By William Booth, Washington Post Foreign Service
LASCAHOBAS, HAITI — The earthquake that struck Haiti’s capital city has also jarred the impoverished countryside, sending 600,000 people into the provinces — where locals are now overwhelmed with the task of feeding and sheltering desperate newcomers.
Haitian and international aid officials describe the migration as one of the largest and most wrenching in the hemisphere, as internally displaced people stream out of Port-au-Prince and head to struggling provincial towns in the aftermath of the earthquake like civilians fleeing war zones in places such as Rwanda, Kosovo and the Swat Valley in Pakistan.
“They are everywhere. They are in the town, and they are sleeping in the fields,” said Gerald Joseph, mayor of Lascahobas, a farming and trading town about three hours north of the capital. “Our schools are beyond full now. Our hospital is full. All our houses are full of people. We don’t have an empty house. Where four people were sleeping before, there are now 14.”
The mayor said that by his census, his town of 60,000 had grown by 10,000 refugees from Port-au-Prince since the January quake. They leave the city with a bag of rice or a suitcase of clothes and arrive here with no jobs and little money, the mayor said. “They are poor people overwhelming poor people,” he said.
Officials in the countryside say that no help has come from the bankrupt and enfeebled Haitian government and that international aid has arrived in a frustrating trickle.

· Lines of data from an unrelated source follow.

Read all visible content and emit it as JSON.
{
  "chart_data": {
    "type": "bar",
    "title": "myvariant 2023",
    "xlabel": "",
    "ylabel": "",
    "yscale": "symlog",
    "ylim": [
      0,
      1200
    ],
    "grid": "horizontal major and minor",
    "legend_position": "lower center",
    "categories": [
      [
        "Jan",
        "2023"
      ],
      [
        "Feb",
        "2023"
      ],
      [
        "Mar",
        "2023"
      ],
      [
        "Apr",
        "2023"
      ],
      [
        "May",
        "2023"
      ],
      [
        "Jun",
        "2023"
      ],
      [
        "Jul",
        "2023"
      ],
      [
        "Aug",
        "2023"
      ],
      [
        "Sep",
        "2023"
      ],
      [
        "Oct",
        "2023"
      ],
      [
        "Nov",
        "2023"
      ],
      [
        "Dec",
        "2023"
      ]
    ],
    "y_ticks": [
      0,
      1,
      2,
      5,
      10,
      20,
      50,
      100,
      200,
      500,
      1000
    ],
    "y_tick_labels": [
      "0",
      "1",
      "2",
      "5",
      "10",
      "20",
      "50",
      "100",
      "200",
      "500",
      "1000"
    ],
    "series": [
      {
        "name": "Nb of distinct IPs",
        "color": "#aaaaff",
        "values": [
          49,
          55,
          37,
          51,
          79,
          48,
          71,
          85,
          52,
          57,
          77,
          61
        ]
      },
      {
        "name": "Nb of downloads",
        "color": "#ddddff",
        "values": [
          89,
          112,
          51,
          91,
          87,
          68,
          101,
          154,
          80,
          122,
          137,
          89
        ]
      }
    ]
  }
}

In Lascahobas, the charity group World Vision fed 500 people one time, the mayor said. Nepalese troops working for the United Nations also came once to feed about 800 people.

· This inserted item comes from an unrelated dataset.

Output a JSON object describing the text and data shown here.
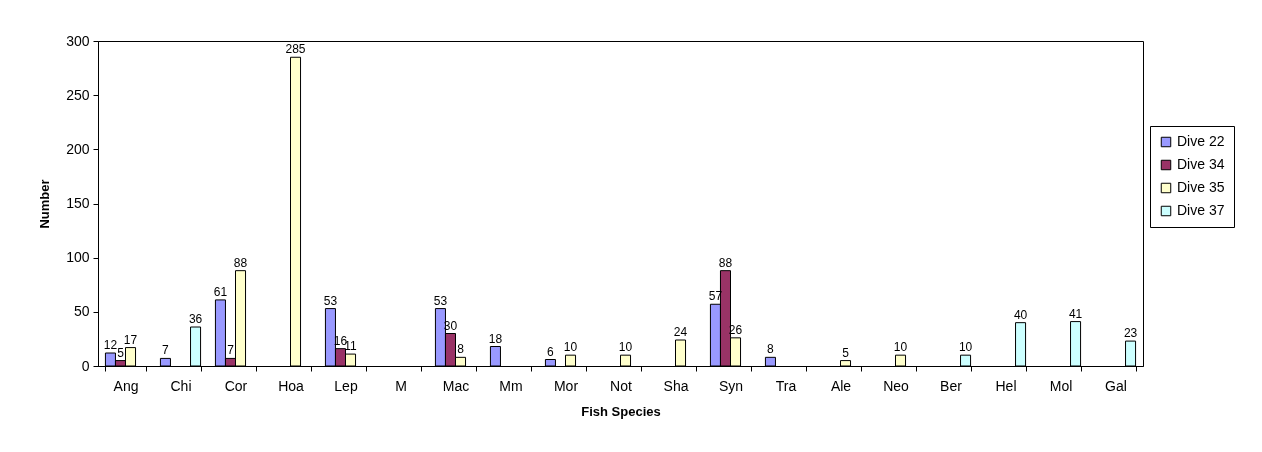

Haitian officials preparing to seek billions of dollars in aid from foreign donors and U.S. taxpayers at the United Nations at the end of the month stress that their plan for a better Haiti includes a promise to decentralize power.
Eduardo Almeida, head of the Inter-American Development Bank in Haiti, said the plans should include massive investments in infrastructure in the provinces — in schools, universities, ports, tourism, manufacturing and especially agriculture.
“Haiti is a farming culture that cannot feed itself, and that must change,” Almeida said. As an example, development officials and aid advisers repeat that Haiti is so poor, and its agriculture so ravaged, that it must import a million eggs a day from the neighboring Dominican Republic.
During years of political chaos, coups and soaring poverty, Haiti and its partners such as the World Bank and U.N. agencies have done little to bolster the countryside, where local governments are broke and mostly powerless to develop on their own. Before the earthquake, nearly a third of Haiti’s roughly 10 million residents lived in Port-au-Prince.
“Look!” said the Rev. Raphael Bernadin Desras, the priest at the St. Gabriel Catholic church in the center of the town, as he swung open the door to a storeroom. A dozen bags of rice and some sacks of beans remained in a larder that once was full. “I have enough left for the kids in my school. But everyone else? Good luck.”
Desras said “the biggest problem is that all the aid stays in Port-au-Prince.” People from the city, he said, “are our sisters and brothers, so of course we will help them.” But he complained about the dominance of the capital in all matters — government, trade, industry, education, aid.
“They have abandoned the countryside for the last 50 years,” the priest said, and he asked whether a visitor had seen houses along the road from the city. “Stick and mud,” he said.
Desras said that many of the adult children of his town died in Port-au-Prince “because they went there to go to school — because there are no universities in the countryside.”
Monique Michel, who sells clothes for a living, has a little house in Lascahobas where her family of five lived before the earthquake. Now 16 people live in her home. “We’re sleeping four to a bed,” Michel said. She said her meager savings were disappearing as she bought chickens, rice, beans and bananas to feed her sisters and their children. “They’re hungry,” she said.
“We are seeing crazy numbers of people,” said Milien Christophe, a surgeon at the Zanmi Lasante medical clinic here, who said that he now treats more patients from Port-au-Prince than from the town.
Haitian officials drawing up plans for what they call Haiti 2.0 say they envision using donor money to provide government services outside Port-au-Prince, to open “welcome centers,” and to build universities and clinics and two-lane highways in place of muddy tracks.
“If we don’t want those people to return to Port-au-Prince, then we have to provide assistance and opportunities in the provinces,” said Edmund Mullet, the acting U.N. special envoy for Haiti. “If we don’t do that, people will move back to Port-au-Prince.”
Many Haitians, however, do not think that their government, or international charities and agencies, will be able to act quickly — or at all — out in the countryside.
Asked her plans, 20-year-old Freda Antoine said she planned to get away from Lascahobas as fast as possible, once the capital gets back on its feet. “There’s nothing to do out here,” she said, using the Haitian Creole word for the sticks.